Saturday, August 22, 2009

Lake County 1880

The University of Alabama has a couple of 1876 maps, but as they are at the state level, they are much less detailed than the county- and city-level maps I have already posted, so I omit them.

Let us pass over to 1880:

1880LakeCountynorthern
(Click on image to enlarge)

From Frank A. Gray, Indiana (Philadelphia: O.W. Gray; from The National Atlas, 1880), via the University of Alabama.

Alas, no Ainsworth on this map; no Grand Trunk Railroad, either, although both existed in 1880. The map must have been published early in 1880. Or Mr. Gray had an 1879 map and figured nothing much would change in a year out in a hick state like Indiana, so why go look for himself?

I'm kidding. No offense to Mr. Gray's memory intended.

* * *

Ainsworth is both quiet and surrounded by railroads, so you can hear the trains coming from a long distance on the Grand Trunk Railroad, and the whistles of the trains passing through downtown Hobart are so audible you sometimes mistake them for Grand Trunk trains.

I awoke at five o'clock this morning, looked at the clock, closed my eyes and tried to go back to sleep.
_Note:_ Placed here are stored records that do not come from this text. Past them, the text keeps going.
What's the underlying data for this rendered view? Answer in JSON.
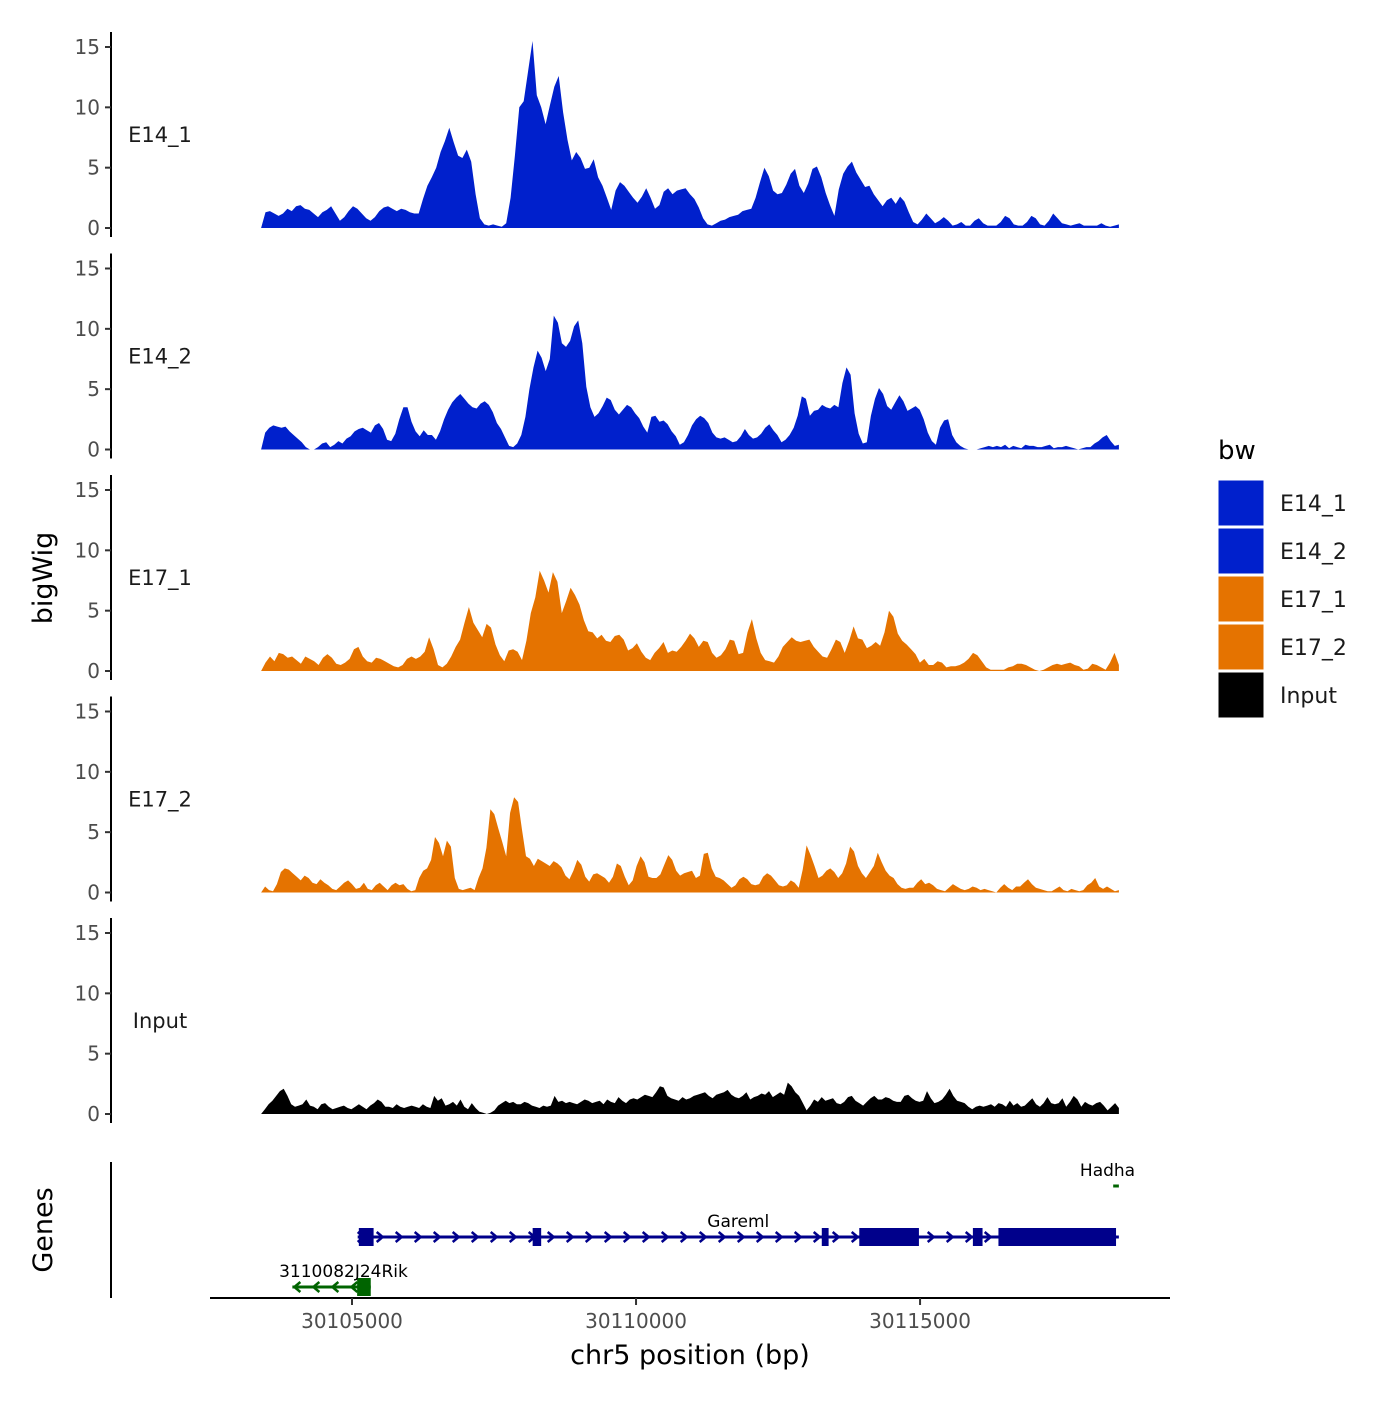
{
  "chart_data": {
    "type": "area",
    "title": "",
    "xlabel": "chr5 position (bp)",
    "ylabel": "bigWig",
    "genes_label": "Genes",
    "ylim": [
      0,
      16
    ],
    "yticks": [
      0,
      5,
      10,
      15
    ],
    "xlim": [
      30102500,
      30119400
    ],
    "xticks": [
      30105000,
      30110000,
      30115000
    ],
    "xtick_labels": [
      "30105000",
      "30110000",
      "30115000"
    ],
    "region": [
      30103400,
      30118500
    ],
    "legend": {
      "title": "bw",
      "position": "right",
      "entries": [
        {
          "label": "E14_1",
          "color": "#0020CC"
        },
        {
          "label": "E14_2",
          "color": "#0020CC"
        },
        {
          "label": "E17_1",
          "color": "#E57300"
        },
        {
          "label": "E17_2",
          "color": "#E57300"
        },
        {
          "label": "Input",
          "color": "#000000"
        }
      ]
    },
    "series": [
      {
        "name": "E14_1",
        "color": "#0020CC",
        "values": [
          0,
          1.3,
          1.4,
          1.2,
          1,
          1.2,
          1.6,
          1.4,
          1.8,
          1.9,
          1.6,
          1.5,
          1.2,
          0.9,
          1.3,
          1.5,
          1.8,
          1.2,
          0.6,
          0.9,
          1.4,
          1.8,
          1.6,
          1.2,
          0.8,
          0.6,
          0.9,
          1.4,
          1.7,
          1.8,
          1.6,
          1.4,
          1.6,
          1.5,
          1.3,
          1.2,
          1.2,
          2.4,
          3.5,
          4.2,
          5,
          6.3,
          7.2,
          8.3,
          7.1,
          6,
          5.8,
          6.5,
          5.5,
          2.8,
          0.8,
          0.3,
          0.2,
          0.3,
          0.2,
          0.1,
          0.4,
          2.5,
          6,
          10,
          10.5,
          13,
          15.5,
          11,
          10,
          8.6,
          10.2,
          11.7,
          12.6,
          9.6,
          7.3,
          5.6,
          6.3,
          5.8,
          4.9,
          5,
          5.7,
          4.2,
          3.5,
          2.5,
          1.5,
          3.1,
          3.8,
          3.5,
          3,
          2.5,
          2.1,
          2.6,
          3.3,
          2.5,
          1.6,
          1.9,
          3,
          3.3,
          2.8,
          3.1,
          3.2,
          3.3,
          2.8,
          2.4,
          1.7,
          0.8,
          0.3,
          0.2,
          0.4,
          0.6,
          0.7,
          0.9,
          1,
          1.1,
          1.4,
          1.5,
          1.6,
          2.5,
          3.8,
          5,
          4.3,
          3.1,
          2.8,
          2.9,
          3.6,
          4.5,
          4.9,
          3.5,
          2.9,
          3.7,
          4.9,
          5.1,
          4.2,
          2.9,
          1.9,
          1,
          3.2,
          4.5,
          5.1,
          5.5,
          4.6,
          4,
          3.4,
          3.5,
          2.8,
          2.3,
          1.8,
          2.3,
          2.5,
          2,
          2.6,
          2.2,
          1.3,
          0.5,
          0.3,
          0.7,
          1.2,
          0.8,
          0.4,
          0.6,
          0.9,
          0.6,
          0.2,
          0.3,
          0.5,
          0.2,
          0.2,
          0.6,
          0.8,
          0.4,
          0.2,
          0.2,
          0.2,
          0.5,
          1,
          0.8,
          0.3,
          0.2,
          0.2,
          0.5,
          1,
          0.8,
          0.3,
          0.2,
          0.6,
          1.2,
          0.8,
          0.4,
          0.3,
          0.2,
          0.3,
          0.4,
          0.2,
          0.2,
          0.2,
          0.2,
          0.4,
          0.2,
          0.1,
          0.2,
          0.3
        ]
      },
      {
        "name": "E14_2",
        "color": "#0020CC",
        "values": [
          0,
          1.4,
          1.8,
          2,
          1.9,
          1.8,
          1.9,
          1.5,
          1.2,
          0.9,
          0.6,
          0.2,
          0,
          0,
          0.2,
          0.5,
          0.6,
          0.2,
          0.4,
          0.7,
          0.5,
          0.9,
          1.1,
          1.5,
          1.7,
          1.8,
          1.6,
          1.4,
          2,
          2.2,
          1.7,
          0.8,
          0.7,
          1.3,
          2.5,
          3.5,
          3.5,
          2.3,
          1.5,
          1.1,
          1.6,
          1.2,
          1.2,
          0.8,
          1.5,
          2.5,
          3.3,
          3.9,
          4.3,
          4.6,
          4.2,
          3.8,
          3.5,
          3.4,
          3.8,
          4,
          3.7,
          3.1,
          2.2,
          1.7,
          1,
          0.3,
          0.2,
          0.5,
          1.2,
          2.7,
          5,
          6.8,
          8.2,
          7.6,
          6.5,
          7.5,
          11.1,
          10.5,
          8.8,
          8.5,
          9,
          10.2,
          10.7,
          8.8,
          5.2,
          3.5,
          2.7,
          3,
          3.6,
          4.3,
          4.1,
          3.3,
          2.9,
          3.3,
          3.7,
          3.5,
          3,
          2.6,
          1.9,
          1.4,
          2.7,
          2.8,
          2.3,
          2.4,
          2.1,
          1.5,
          1.1,
          0.4,
          0.6,
          1.2,
          2,
          2.5,
          2.8,
          2.6,
          2.2,
          1.4,
          1,
          0.9,
          1,
          0.8,
          0.6,
          0.7,
          1.1,
          1.7,
          1.2,
          0.9,
          1,
          1.3,
          1.8,
          2.1,
          1.6,
          1.2,
          0.6,
          0.8,
          1.2,
          1.8,
          2.8,
          4.4,
          4.2,
          2.8,
          3.2,
          3.3,
          3.7,
          3.5,
          3.4,
          3.7,
          3.5,
          5.5,
          6.8,
          6.2,
          3,
          1.3,
          0.5,
          0.6,
          2.8,
          4.2,
          5.1,
          4.6,
          3.6,
          3.3,
          3.9,
          4.5,
          4,
          3.2,
          3.4,
          3.6,
          3.3,
          2.5,
          1.4,
          0.7,
          0.4,
          1.8,
          2.4,
          2.5,
          1.2,
          0.6,
          0.3,
          0.1,
          0,
          0,
          0,
          0.1,
          0.2,
          0.3,
          0.2,
          0.3,
          0.2,
          0.4,
          0.1,
          0.3,
          0.2,
          0.1,
          0.4,
          0.3,
          0.3,
          0.2,
          0.2,
          0.3,
          0.4,
          0.1,
          0.2,
          0.2,
          0.3,
          0.2,
          0.1,
          0,
          0.1,
          0.2,
          0.2,
          0.5,
          0.7,
          1,
          1.2,
          0.7,
          0.3,
          0.4
        ]
      },
      {
        "name": "E17_1",
        "color": "#E57300",
        "values": [
          0,
          0.7,
          1.2,
          0.8,
          1.5,
          1.4,
          1.1,
          1.2,
          0.9,
          0.6,
          1.2,
          1,
          0.8,
          0.5,
          1.1,
          1.4,
          1.1,
          0.6,
          0.5,
          0.7,
          1,
          1.8,
          2,
          1.2,
          0.8,
          0.7,
          1.1,
          1,
          0.8,
          0.6,
          0.4,
          0.3,
          0.5,
          1,
          1.2,
          1,
          1.2,
          1.6,
          2.8,
          1.8,
          0.5,
          0.3,
          0.6,
          1.2,
          2,
          2.6,
          4,
          5.3,
          4,
          3.4,
          2.8,
          3.9,
          3.6,
          2.2,
          1.3,
          0.8,
          1.7,
          1.8,
          1.6,
          0.9,
          2.5,
          4.8,
          6.1,
          8.3,
          7.5,
          6.5,
          8.2,
          7.4,
          4.8,
          5.8,
          6.9,
          6.3,
          5.5,
          4.2,
          3.3,
          3.2,
          2.7,
          3,
          2.5,
          2.4,
          2.9,
          3,
          2.6,
          1.7,
          1.9,
          2.3,
          1.6,
          1.1,
          0.9,
          1.5,
          1.9,
          2.4,
          1.5,
          1.7,
          1.6,
          2,
          2.5,
          3.1,
          2.7,
          2,
          2.5,
          2.4,
          1.5,
          1.1,
          1.3,
          1.8,
          2.6,
          2.5,
          1.4,
          1.5,
          3.2,
          4.3,
          2.7,
          1.5,
          0.9,
          0.8,
          0.7,
          1.2,
          2,
          2.4,
          2.8,
          2.5,
          2.4,
          2.5,
          2.6,
          2,
          1.6,
          1.2,
          1.1,
          1.8,
          2.6,
          2.4,
          1.5,
          2.5,
          3.7,
          2.7,
          2.6,
          1.9,
          2.1,
          2.4,
          2.1,
          3.2,
          5,
          4.5,
          3.1,
          2.5,
          2.2,
          1.8,
          1.4,
          0.7,
          1,
          0.5,
          0.5,
          0.8,
          0.7,
          0.3,
          0.4,
          0.4,
          0.5,
          0.7,
          1,
          1.5,
          1.3,
          0.8,
          0.3,
          0.1,
          0.1,
          0.1,
          0.1,
          0.3,
          0.4,
          0.6,
          0.6,
          0.5,
          0.3,
          0.1,
          0,
          0.1,
          0.3,
          0.5,
          0.6,
          0.5,
          0.6,
          0.7,
          0.5,
          0.4,
          0.1,
          0.2,
          0.6,
          0.5,
          0.3,
          0.1,
          0.7,
          1.5,
          0.5
        ]
      },
      {
        "name": "E17_2",
        "color": "#E57300",
        "values": [
          0,
          0.5,
          0.2,
          0.1,
          0.7,
          1.7,
          2,
          1.9,
          1.6,
          1.3,
          1,
          1.4,
          1.2,
          0.8,
          0.7,
          1.1,
          0.8,
          0.6,
          0.3,
          0.2,
          0.5,
          0.8,
          1,
          0.7,
          0.3,
          0.4,
          0.8,
          0.3,
          0.2,
          0.6,
          0.8,
          0.5,
          0.2,
          0.6,
          0.8,
          0.6,
          0.7,
          0.3,
          0.1,
          0.2,
          1.2,
          1.8,
          2,
          2.7,
          4.6,
          4.1,
          3,
          4.3,
          3.8,
          1.2,
          0.3,
          0.2,
          0.3,
          0.4,
          0.2,
          1.2,
          2,
          3.7,
          6.9,
          6.5,
          5.3,
          4.2,
          3,
          6.6,
          7.9,
          7.5,
          5.2,
          3,
          2.8,
          2.2,
          2.8,
          2.6,
          2.4,
          2.2,
          2.6,
          2.4,
          2.1,
          1.4,
          1.1,
          1.8,
          2.7,
          2.3,
          1.3,
          0.9,
          1.5,
          1.6,
          1.4,
          1.2,
          0.8,
          1.3,
          2.4,
          2.2,
          1.3,
          0.6,
          1,
          2.2,
          3,
          2.5,
          1.3,
          1.2,
          1.2,
          1.5,
          2.3,
          3.1,
          2.7,
          1.8,
          1.4,
          1.6,
          1.7,
          1.8,
          1.2,
          1.4,
          3.2,
          3.3,
          2,
          1.3,
          1.2,
          1,
          0.7,
          0.4,
          0.6,
          1.1,
          1.3,
          1.1,
          0.7,
          0.6,
          0.7,
          1.3,
          1.6,
          1.4,
          1,
          0.6,
          0.5,
          0.6,
          1,
          0.8,
          0.4,
          1.9,
          3.9,
          3.1,
          2.2,
          1.2,
          1.4,
          1.8,
          2,
          1.7,
          1.2,
          1.6,
          2.4,
          3.8,
          3.4,
          2.2,
          1.6,
          1.2,
          1.7,
          2.2,
          3.3,
          2.5,
          1.8,
          1.4,
          1.2,
          0.7,
          0.4,
          0.3,
          0.4,
          0.4,
          0.8,
          1.1,
          0.7,
          0.8,
          0.6,
          0.3,
          0.2,
          0.1,
          0.4,
          0.7,
          0.5,
          0.3,
          0.2,
          0.3,
          0.5,
          0.4,
          0.2,
          0.3,
          0.2,
          0.1,
          0,
          0.4,
          0.7,
          0.4,
          0.2,
          0.5,
          0.5,
          0.8,
          1.1,
          0.7,
          0.4,
          0.3,
          0.2,
          0.1,
          0.1,
          0.3,
          0.5,
          0.2,
          0.1,
          0.3,
          0.2,
          0.1,
          0.2,
          0.6,
          0.8,
          1.2,
          0.5,
          0.3,
          0.5,
          0.3,
          0.1,
          0.2
        ]
      },
      {
        "name": "Input",
        "color": "#000000",
        "values": [
          0,
          0.4,
          0.8,
          1.1,
          1.5,
          1.9,
          2.1,
          1.5,
          0.8,
          0.6,
          0.7,
          0.8,
          1.2,
          0.7,
          0.6,
          0.4,
          0.8,
          0.9,
          0.6,
          0.4,
          0.5,
          0.6,
          0.7,
          0.5,
          0.4,
          0.6,
          0.8,
          0.6,
          0.4,
          0.7,
          0.9,
          1.2,
          1,
          0.6,
          0.6,
          0.5,
          0.8,
          0.6,
          0.5,
          0.6,
          0.7,
          0.6,
          0.5,
          0.8,
          0.6,
          0.5,
          1.5,
          1.1,
          1.3,
          0.7,
          0.8,
          1,
          0.7,
          1.2,
          0.6,
          0.4,
          0.9,
          0.5,
          0.2,
          0.1,
          0,
          0.1,
          0.3,
          0.7,
          0.9,
          1.1,
          0.9,
          1,
          0.8,
          0.8,
          1,
          0.9,
          0.7,
          0.6,
          0.5,
          0.7,
          0.6,
          0.7,
          1.5,
          1,
          1.1,
          0.9,
          1,
          0.9,
          0.8,
          1,
          1.2,
          1.1,
          0.9,
          1,
          1.1,
          0.8,
          1.2,
          1,
          0.9,
          1.4,
          1.1,
          0.9,
          1.2,
          1.3,
          1.2,
          1.4,
          1.6,
          1.5,
          1.4,
          1.8,
          2.3,
          2.2,
          1.5,
          1.3,
          1.2,
          1.1,
          1.4,
          1.2,
          1.3,
          1.5,
          1.6,
          1.7,
          1.8,
          1.5,
          1.3,
          1.6,
          1.7,
          1.8,
          2,
          1.6,
          1.4,
          1.3,
          1.5,
          1.8,
          1.2,
          1.4,
          1.5,
          1.7,
          1.6,
          1.9,
          1.4,
          1.6,
          1.8,
          1.6,
          2.6,
          2.3,
          1.8,
          1.5,
          0.9,
          0.3,
          0.7,
          1.2,
          1,
          1.4,
          1.1,
          1.2,
          1.3,
          0.9,
          0.8,
          1,
          1.4,
          1.5,
          1.1,
          0.9,
          0.7,
          1,
          1.3,
          1.5,
          1.2,
          1.2,
          1.4,
          1.3,
          1.1,
          1,
          1,
          1.5,
          1.6,
          1.3,
          1.1,
          1,
          1.1,
          1.9,
          1.3,
          0.9,
          1,
          1.2,
          1.6,
          2.1,
          1.5,
          1.1,
          1,
          0.9,
          0.6,
          0.4,
          0.6,
          0.7,
          0.6,
          0.7,
          0.8,
          0.6,
          0.9,
          0.8,
          0.6,
          1.1,
          0.7,
          0.9,
          0.6,
          0.7,
          1,
          1.3,
          0.8,
          0.6,
          0.9,
          1.4,
          0.9,
          0.8,
          0.9,
          1.3,
          0.6,
          1,
          1.5,
          1.2,
          0.6,
          1,
          0.8,
          0.7,
          0.9,
          1,
          0.7,
          0.3,
          0.6,
          0.9,
          0.5
        ]
      }
    ],
    "genes": [
      {
        "name": "Hadha",
        "strand": "-",
        "color": "#006400",
        "start": 30118400,
        "end": 30118500,
        "row": 0,
        "exons": [],
        "label_x": 30118300
      },
      {
        "name": "Gareml",
        "strand": "+",
        "color": "#00008B",
        "start": 30105100,
        "end": 30118500,
        "row": 1,
        "label_x": 30111800,
        "exons": [
          [
            30105120,
            30105380
          ],
          [
            30108180,
            30108330
          ],
          [
            30113270,
            30113390
          ],
          [
            30113930,
            30114980
          ],
          [
            30115930,
            30116100
          ],
          [
            30116380,
            30118450
          ]
        ]
      },
      {
        "name": "3110082J24Rik",
        "strand": "-",
        "color": "#006400",
        "start": 30103950,
        "end": 30105330,
        "row": 2,
        "label_x": 30104850,
        "exons": [
          [
            30105090,
            30105330
          ]
        ]
      }
    ]
  }
}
The weather is windy and chilly enough to cool the house without my running window fans all night, so instead of their electric hum I heard only crickets and the rise and fall of the breeze — and far, far away, a train's whistle. (We still say "whistle" even though, these days, the noise is less flutish and more brassy, like a car's horn.) Then silence, whistle, whistle; silence, whistle, whistle, as the faraway train passed over crossings in succession, while I, thinking it a Grand Trunk train, sleepily tried to enumerate the crossings — if from the east, Union Street, County Line Road, Randolph Street; if from the west ... well, I'm too sleepy to remember the roads the train must cross. And then by fits and starts came the train's rumble, too low to be heard unless the wind rose and carried it. I lay waiting for the sound to grow louder, from that distant grumble to the ear-drowning roar as it passed through Ainsworth. But whistle, and whistle, and fitful rumble, and now the sound was moving across the world and coming from the other hemisphere, as the train moved through downtown Hobart, heading toward — Valparaiso? Who knows where those trains go?

As for me, I fell asleep again and dreamed my computer was all messed up by a virus. But it was only a dream.